Due to the seriousness of the charges against White and his previous prison break attempt, it is policy that he must be escorted by two sworn deputies at all times, including when being transported to and from the courthouse.
But, despite the violation, the alarm was only raised several hours after the couple was released from jail on Friday morning.
Around 3:30 pm that afternoon, Mrs. White’s co-workers became concerned that she had not returned and were unable to reach her by phone.
It was only then that they also realized that White had not returned to jail either.

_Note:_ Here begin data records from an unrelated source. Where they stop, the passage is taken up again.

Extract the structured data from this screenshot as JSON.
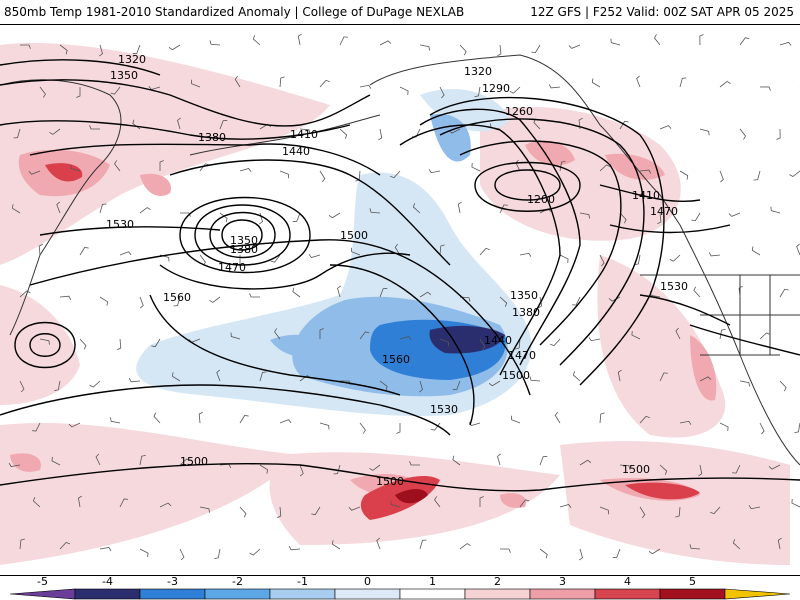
{
  "header": {
    "left": "850mb Temp 1981-2010 Standardized Anomaly | College of DuPage NEXLAB",
    "right": "12Z GFS | F252 Valid: 00Z SAT APR 05 2025"
  },
  "map": {
    "contour_labels": [
      "1320",
      "1350",
      "1380",
      "1410",
      "1440",
      "1470",
      "1500",
      "1530",
      "1560",
      "1200",
      "1260",
      "1290",
      "1320",
      "1350",
      "1380",
      "1410",
      "1440",
      "1470",
      "1500",
      "1530",
      "1560",
      "1350",
      "1380",
      "1470",
      "1500",
      "1500",
      "1500",
      "1530"
    ],
    "lows": [
      "1350",
      "1200"
    ],
    "field_colors": {
      "strong_negative": "#2b2e6e",
      "negative": "#2f7fd6",
      "weak_negative": "#8fbce8",
      "very_weak_negative": "#d5e6f5",
      "very_weak_positive": "#f6d9dc",
      "weak_positive": "#f0a9b0",
      "positive": "#d9404b",
      "strong_positive": "#9d0f1c",
      "contour": "#000000",
      "coast": "#333333",
      "barb": "#555555"
    }
  },
  "colorbar": {
    "ticks": [
      "-5",
      "-4",
      "-3",
      "-2",
      "-1",
      "0",
      "1",
      "2",
      "3",
      "4",
      "5"
    ],
    "bins": [
      {
        "from": -6,
        "to": -5,
        "color": "#6a3d9a"
      },
      {
        "from": -5,
        "to": -4,
        "color": "#2b2e6e"
      },
      {
        "from": -4,
        "to": -3,
        "color": "#2f7fd6"
      },
      {
        "from": -3,
        "to": -2,
        "color": "#5ea7e6"
      },
      {
        "from": -2,
        "to": -1,
        "color": "#a9cdee"
      },
      {
        "from": -1,
        "to": 0,
        "color": "#dde9f6"
      },
      {
        "from": 0,
        "to": 1,
        "color": "#ffffff"
      },
      {
        "from": 1,
        "to": 2,
        "color": "#f6d2d5"
      },
      {
        "from": 2,
        "to": 3,
        "color": "#ee9ea6"
      },
      {
        "from": 3,
        "to": 4,
        "color": "#d64550"
      },
      {
        "from": 4,
        "to": 5,
        "color": "#a1121e"
      },
      {
        "from": 5,
        "to": 6,
        "color": "#f2c300"
      }
    ]
  }
}
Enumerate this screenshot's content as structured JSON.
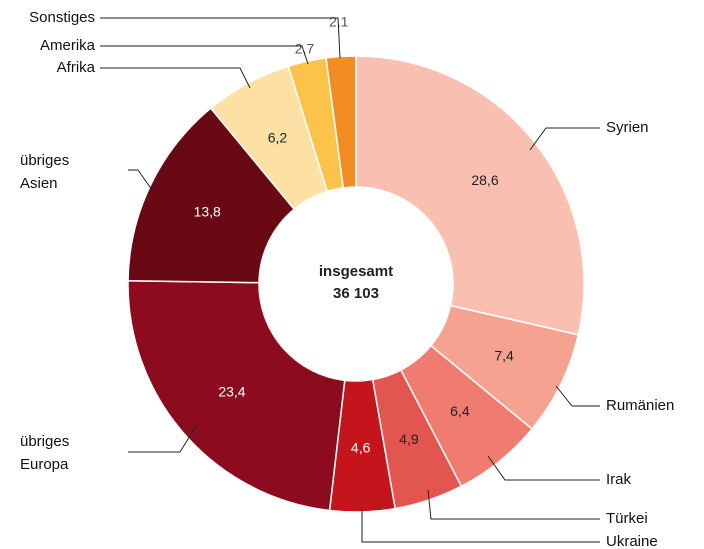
{
  "chart_data": {
    "type": "donut",
    "categories": [
      "Syrien",
      "Rumänien",
      "Irak",
      "Türkei",
      "Ukraine",
      "übriges Europa",
      "übriges Asien",
      "Afrika",
      "Amerika",
      "Sonstiges"
    ],
    "values": [
      28.6,
      7.4,
      6.4,
      4.9,
      4.6,
      23.4,
      13.8,
      6.2,
      2.7,
      2.1
    ],
    "value_labels": [
      "28,6",
      "7,4",
      "6,4",
      "4,9",
      "4,6",
      "23,4",
      "13,8",
      "6,2",
      "2,7",
      "2,1"
    ],
    "colors": [
      "#f9c0b1",
      "#f5a291",
      "#ef7b71",
      "#e3554f",
      "#c4151c",
      "#8d0b1e",
      "#690914",
      "#fde0a4",
      "#fcc34b",
      "#f48c24"
    ],
    "center_title": "insgesamt",
    "center_value": {
      "value": 36103,
      "label": "36 103"
    }
  }
}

White is awaiting trial on capital murder charges in the 2015 stabbing murder of 58-year-old mother Connie Ridgeway.
Ms. Ridgeway was found stabbed to death in her apartment in Rogersville, Alabama, on October 23, 2015.
The case remained unsolved for five years until White sent a letter to the authorities confessing to the crime.
At the time, he was already behind bars serving a 75-year sentence after being convicted of a series of crimes in both Alabama and Tennessee.
The spree includes a home invasion, carjacking and a police chase, with White shooting one person and holding six at gunpoint.
In 2020, White was charged with two counts of capital murder for the murder of Mrs. Ridgeway.
The Marshals Service said White also threatened to kill his ex-girlfriend and her sister in 2015, and previously said he wanted police to kill him.
Shortly after the prison break, the sheriff described Mrs. White as an “exemplary employee” who had worked as a corrections officer for more than two decades.
Since then it has been learned that she helped orchestrate the escape of the man with whom she had some kind of relationship, according to the authorities.